Quirinale, l’intesa necessaria

Da oggi l’elezione dovrebbe essere più facile perché «bastano» cinquecentocinque voti: la maggioranza assoluta rispetto ai due terzi dei primi scrutini. Ma le virgolette sono necessarie perché fino a sera inoltrata si fronteggiavano liste contrapposte, bocciate reciprocamente. Il nome del premier Draghi e quello di Casini sono rimasti sullo sfondo della trattativa. Ma lasciati a mezz’aria per l’incrocio con la soluzione del rebus del governo; e, almeno in apparenza, insidiati da candidature «laterali» come quella di Elisabetta Belloni, al vertice dei servizi segreti, e di altre che galleggiano nella notte.

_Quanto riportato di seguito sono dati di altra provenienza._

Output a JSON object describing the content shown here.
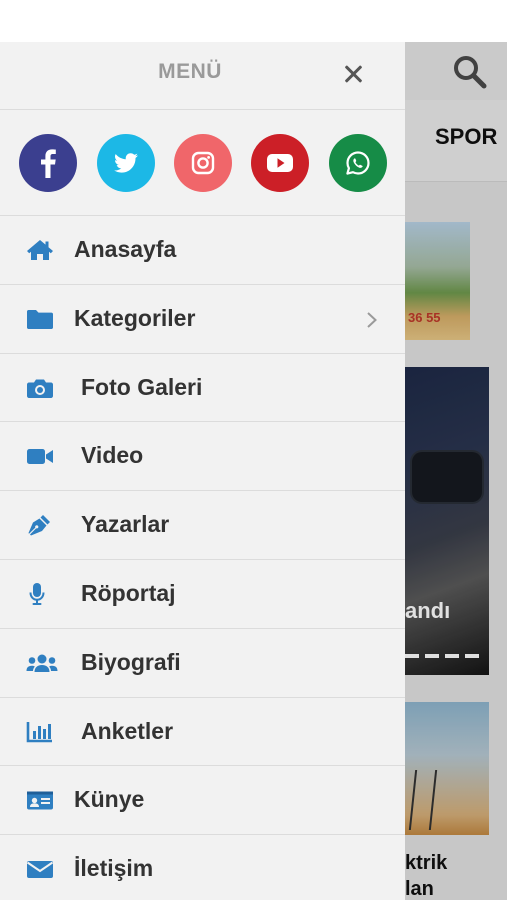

È l’esistenza della doppia partita, per il Quirinale e per Palazzo Chigi, a rendere il finale estremamente incerto. Non si tratta solo di un incastro istituzionale complicato, ma del fatto che Draghi è comunque una figura centrale e difficilmente sacrificabile senza provocare contraccolpi anche sul piano internazionale. Di fatto, insieme con Mattarella ha garantito e accresciuto una credibilità che all’Italia mancava da tempo; e che i primi due anni e mezzo di governi a guida grillina hanno rischiato di mettere in discussione anche per l’ambiguità iniziale sulle alleanze con l’Europa e la Nato.

Questo rischio si è fortemente ridimensionato, ma non è scomparso del tutto. E dunque, l’esigenza di assicurare un ancoraggio forte a questi principi per i prossimi anni rimane prioritario, che sia scelto Draghi o un altro capo dello Stato. Non si può ignorare l’incognita che l’uscita di scena contemporanea di due garanti come lui e Mattarella rappresenterebbe; né le conseguenze che avrebbe sugli aiuti concessi all’Italia dalla Commissione europea per ricostruire l’economia e riformare il Paese dopo il dramma del Covid. I tentativi di unità che le forze politiche si sarebbero convinte a compiere nelle ultime ore sono una traccia da non perdere. Presto si capirà se il Parlamento sarà in grado di seguirle con coerenza fino al risultato finale.